Day 23 Medium Reliability Circuit Breaker Backoff Bulkhead

Reliability — One flaky dependency shouldn't take down the whole chainCircuit Breaker, Retry/Backoff, Bulkhead & Graceful Degradation

Problem & Constraints

Design an e-commerce checkout path: 50K orders/sec, p99 SLO 300ms, overall availability target 99.95% (~4.4h downtime/year). Placing an order synchronously calls roughly 30 downstream dependencies — inventory, coupons, fraud, address, payment pre-auth… Only inventory and payment are critical; the rest are non-critical.

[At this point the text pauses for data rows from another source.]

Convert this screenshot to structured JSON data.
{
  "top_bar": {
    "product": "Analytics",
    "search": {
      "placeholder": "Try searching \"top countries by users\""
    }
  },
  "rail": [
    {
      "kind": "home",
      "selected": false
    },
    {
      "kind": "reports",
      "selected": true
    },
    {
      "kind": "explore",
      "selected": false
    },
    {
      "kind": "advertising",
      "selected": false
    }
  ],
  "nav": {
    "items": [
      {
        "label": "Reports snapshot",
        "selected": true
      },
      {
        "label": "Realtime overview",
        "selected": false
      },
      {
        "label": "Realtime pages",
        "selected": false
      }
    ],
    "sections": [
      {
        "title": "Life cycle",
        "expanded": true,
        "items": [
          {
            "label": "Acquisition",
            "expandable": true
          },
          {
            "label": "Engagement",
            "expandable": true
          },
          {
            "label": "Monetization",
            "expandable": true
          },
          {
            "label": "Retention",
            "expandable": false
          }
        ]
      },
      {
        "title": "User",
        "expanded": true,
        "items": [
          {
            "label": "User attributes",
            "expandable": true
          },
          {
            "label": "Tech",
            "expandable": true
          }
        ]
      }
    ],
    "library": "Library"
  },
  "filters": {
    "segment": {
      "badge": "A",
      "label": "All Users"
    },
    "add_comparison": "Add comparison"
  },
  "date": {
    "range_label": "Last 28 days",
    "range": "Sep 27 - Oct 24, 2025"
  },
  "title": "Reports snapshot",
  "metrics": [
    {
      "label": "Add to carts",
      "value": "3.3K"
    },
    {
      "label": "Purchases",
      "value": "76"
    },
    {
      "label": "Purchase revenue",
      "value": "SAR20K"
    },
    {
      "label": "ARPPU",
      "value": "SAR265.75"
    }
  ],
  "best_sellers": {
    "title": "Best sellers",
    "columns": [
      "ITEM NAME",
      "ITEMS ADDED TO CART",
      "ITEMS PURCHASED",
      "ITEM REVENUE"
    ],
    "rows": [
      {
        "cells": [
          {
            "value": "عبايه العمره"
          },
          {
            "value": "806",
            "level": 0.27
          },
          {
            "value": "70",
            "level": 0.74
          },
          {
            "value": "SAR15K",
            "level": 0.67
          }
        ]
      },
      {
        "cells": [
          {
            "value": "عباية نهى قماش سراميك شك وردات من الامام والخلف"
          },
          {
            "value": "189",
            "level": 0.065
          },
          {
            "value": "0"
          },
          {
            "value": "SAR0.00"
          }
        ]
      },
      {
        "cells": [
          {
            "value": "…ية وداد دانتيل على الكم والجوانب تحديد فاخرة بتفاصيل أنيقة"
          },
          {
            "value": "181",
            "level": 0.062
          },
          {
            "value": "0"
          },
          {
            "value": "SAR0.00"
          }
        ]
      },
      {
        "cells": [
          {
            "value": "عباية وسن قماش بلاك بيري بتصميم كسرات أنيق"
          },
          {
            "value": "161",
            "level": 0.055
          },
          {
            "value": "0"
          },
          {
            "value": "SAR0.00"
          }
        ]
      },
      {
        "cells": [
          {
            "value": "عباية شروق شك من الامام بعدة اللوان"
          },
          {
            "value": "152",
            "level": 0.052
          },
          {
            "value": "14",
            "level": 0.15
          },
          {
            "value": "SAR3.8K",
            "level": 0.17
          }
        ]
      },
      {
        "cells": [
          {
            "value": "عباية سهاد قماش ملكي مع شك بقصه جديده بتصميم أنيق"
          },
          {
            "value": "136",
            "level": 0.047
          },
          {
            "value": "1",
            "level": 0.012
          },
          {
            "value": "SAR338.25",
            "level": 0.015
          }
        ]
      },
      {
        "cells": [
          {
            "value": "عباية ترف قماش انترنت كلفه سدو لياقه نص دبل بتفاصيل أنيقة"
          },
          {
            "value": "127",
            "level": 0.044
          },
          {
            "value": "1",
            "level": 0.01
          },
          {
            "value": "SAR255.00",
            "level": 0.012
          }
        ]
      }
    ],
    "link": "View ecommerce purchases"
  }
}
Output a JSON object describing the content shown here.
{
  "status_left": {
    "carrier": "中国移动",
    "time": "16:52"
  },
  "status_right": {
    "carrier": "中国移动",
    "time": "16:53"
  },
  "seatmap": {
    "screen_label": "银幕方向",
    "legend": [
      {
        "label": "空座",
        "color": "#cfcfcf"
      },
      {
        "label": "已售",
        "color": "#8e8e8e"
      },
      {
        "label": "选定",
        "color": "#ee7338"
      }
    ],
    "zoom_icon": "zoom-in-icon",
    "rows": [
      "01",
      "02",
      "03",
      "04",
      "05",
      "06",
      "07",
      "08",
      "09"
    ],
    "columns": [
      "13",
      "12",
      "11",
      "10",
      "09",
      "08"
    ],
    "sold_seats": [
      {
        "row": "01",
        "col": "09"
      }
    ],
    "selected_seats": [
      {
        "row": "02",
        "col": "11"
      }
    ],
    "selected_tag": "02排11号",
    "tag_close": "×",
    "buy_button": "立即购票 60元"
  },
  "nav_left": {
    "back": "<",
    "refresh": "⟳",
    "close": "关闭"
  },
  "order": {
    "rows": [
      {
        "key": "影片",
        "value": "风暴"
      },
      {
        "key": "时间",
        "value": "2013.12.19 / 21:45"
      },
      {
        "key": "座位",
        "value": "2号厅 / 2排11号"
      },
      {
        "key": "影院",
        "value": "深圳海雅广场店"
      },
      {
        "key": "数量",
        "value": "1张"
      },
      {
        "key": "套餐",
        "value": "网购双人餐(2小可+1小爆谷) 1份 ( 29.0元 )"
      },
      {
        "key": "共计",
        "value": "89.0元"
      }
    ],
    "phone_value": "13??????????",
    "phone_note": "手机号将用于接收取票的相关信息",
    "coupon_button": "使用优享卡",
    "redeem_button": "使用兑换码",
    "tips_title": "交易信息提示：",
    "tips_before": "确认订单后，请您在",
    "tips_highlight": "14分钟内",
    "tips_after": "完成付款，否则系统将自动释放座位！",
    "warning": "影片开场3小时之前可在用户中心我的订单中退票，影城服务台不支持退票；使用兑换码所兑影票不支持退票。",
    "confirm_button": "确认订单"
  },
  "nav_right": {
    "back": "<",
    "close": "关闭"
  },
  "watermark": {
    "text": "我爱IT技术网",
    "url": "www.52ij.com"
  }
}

What you really need to prevent isn't "a service died" but cascading failure: one GC pause in the coupon service pushes its response from 20ms to 5s. The caller waits synchronously, every order request pins a thread blocking on coupons — within seconds the thread pool is exhausted and even requests that never touch coupons can't get in. One non-critical dependency drags down the entire checkout. The core thesis of reliability engineering: keep local failures local. This issue covers four complementary weapons: circuit breaker, retry with backoff, bulkhead, graceful degradation.

Failure model: downstreams rarely die outright — they go slow. Slow is worse than dead, because it quietly drains your threads/connections.
Dependency tiering: critical vs non-critical. Non-critical deps must be skippable, or their availability becomes your floor.
Serial availability: 30 deps in series, each 99.9% → overall ≈ 99.9%³⁰ ≈ 97%. Without isolation, more deps = more fragile.
Idempotency: determines whether you can safely retry (see Day 7, Day 17).

High-Level Architecture

Every downstream call passes through a resilience layer: timeout → bulkhead (isolated resource pool) → circuit breaker (tracks error rate) → retry (with backoff). If any stage decides failure, it immediately goes to a fallback (cached value / default / skip) instead of blocking. At the ingress there's also load shedding, which under overload protects critical requests first.

graph LR
    IN["order request"]
    LS{"load shed
overload→drop"}
    ORD["order svc
orchestrate"]
    BH["bulkhead
pool per dep"]
    CB{"breaker
open?"}
    DEP["downstream
coupon/fraud..."]
    FB["fallback
cache/default/skip"]

    IN --> LS -->|admit| ORD --> BH --> CB
    LS -.->|reject 429| IN
    CB -->|closed| DEP
    CB -.->|open→fail fast| FB
    DEP -.->|timeout/error| FB

    classDef in fill:#1a2530,stroke:#64c8ff,color:#e8eef5
    classDef gate fill:#2a1530,stroke:#ff7ab6,color:#e8eef5
    classDef core fill:#1a1a30,stroke:#ffb450,color:#e8eef5
    classDef dep fill:#0e2030,stroke:#5eead4,color:#e8eef5
    class IN in
    class LS,CB gate
    class ORD,BH core
    class DEP,FB dep

Each dependency is isolated; failures fail fast to a fallback so one slow dep can't exhaust global resources

Key Techniques

1. Circuit Breaker — pull the switch on a failing dependency

One-line trade-off: trade "temporary unavailability of the failing dependency" for "the caller fails fast and the downstream gets to breathe".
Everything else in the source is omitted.